Despite these concerns, there is some potential for positive economic developments to improve the outlook. The CBO acknowledges that the widespread adoption of generative AI could modestly boost total factor productivity growth, potentially adding 0.1 percentage point annually and increasing output by 1 percentage point by 2036. However, this projection remains relatively modest, and the actual impact of AI on economic growth remains uncertain.

Beyond the headline figures, several major trust funds are facing insolvency. The Highway Trust Fund is projected to deplete its reserves by 2028, the Social Security retirement trust fund by 2032, and the Medicare Hospital Insurance trust fund around 2040. These looming shortfalls add further pressure to the federal budget and underscore the need for long-term fiscal solutions.
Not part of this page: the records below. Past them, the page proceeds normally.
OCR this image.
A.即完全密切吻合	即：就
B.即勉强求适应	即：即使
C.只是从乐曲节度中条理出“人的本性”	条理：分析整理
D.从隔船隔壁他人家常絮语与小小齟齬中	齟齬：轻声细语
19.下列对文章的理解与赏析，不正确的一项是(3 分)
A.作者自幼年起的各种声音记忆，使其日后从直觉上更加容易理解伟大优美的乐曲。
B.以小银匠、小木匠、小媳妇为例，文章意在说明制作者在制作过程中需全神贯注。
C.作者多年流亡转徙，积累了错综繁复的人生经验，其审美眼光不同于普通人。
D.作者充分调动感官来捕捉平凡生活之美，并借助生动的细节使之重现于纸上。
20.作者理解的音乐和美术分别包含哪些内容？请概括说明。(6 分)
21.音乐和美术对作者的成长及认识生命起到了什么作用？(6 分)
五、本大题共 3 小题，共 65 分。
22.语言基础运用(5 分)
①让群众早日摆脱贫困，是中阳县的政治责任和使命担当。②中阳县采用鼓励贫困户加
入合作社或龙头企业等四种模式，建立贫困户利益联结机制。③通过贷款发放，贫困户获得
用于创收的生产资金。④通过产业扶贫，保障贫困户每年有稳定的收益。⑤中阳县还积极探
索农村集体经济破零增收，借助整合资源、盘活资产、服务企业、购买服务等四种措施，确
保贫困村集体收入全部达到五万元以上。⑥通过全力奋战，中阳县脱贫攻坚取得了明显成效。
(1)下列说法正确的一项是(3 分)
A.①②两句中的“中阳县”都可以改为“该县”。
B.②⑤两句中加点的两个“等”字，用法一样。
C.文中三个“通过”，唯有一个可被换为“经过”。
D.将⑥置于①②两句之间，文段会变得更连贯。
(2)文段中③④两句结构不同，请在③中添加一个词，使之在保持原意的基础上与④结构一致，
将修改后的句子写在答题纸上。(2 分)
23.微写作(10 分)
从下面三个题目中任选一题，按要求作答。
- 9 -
The CBO’s latest projections represent a significant increase in projected borrowing compared to previous estimates. Between 2026 and 2035, the CBO now forecasts $1.4 trillion more in borrowing than it did last January, with $2 trillion of that increase attributable to policy changes. The reconciliation law alone is expected to add $4.7 trillion to the debt, while tariffs are projected to subtract $3 trillion.

The confluence of rising debt, increasing interest rates, and potential legal challenges to existing revenue streams paints a concerning picture for the U.S. Fiscal outlook. While economic growth and technological advancements offer potential mitigating factors, the risk of a debt spiral remains a significant threat that policymakers must address to ensure long-term economic stability.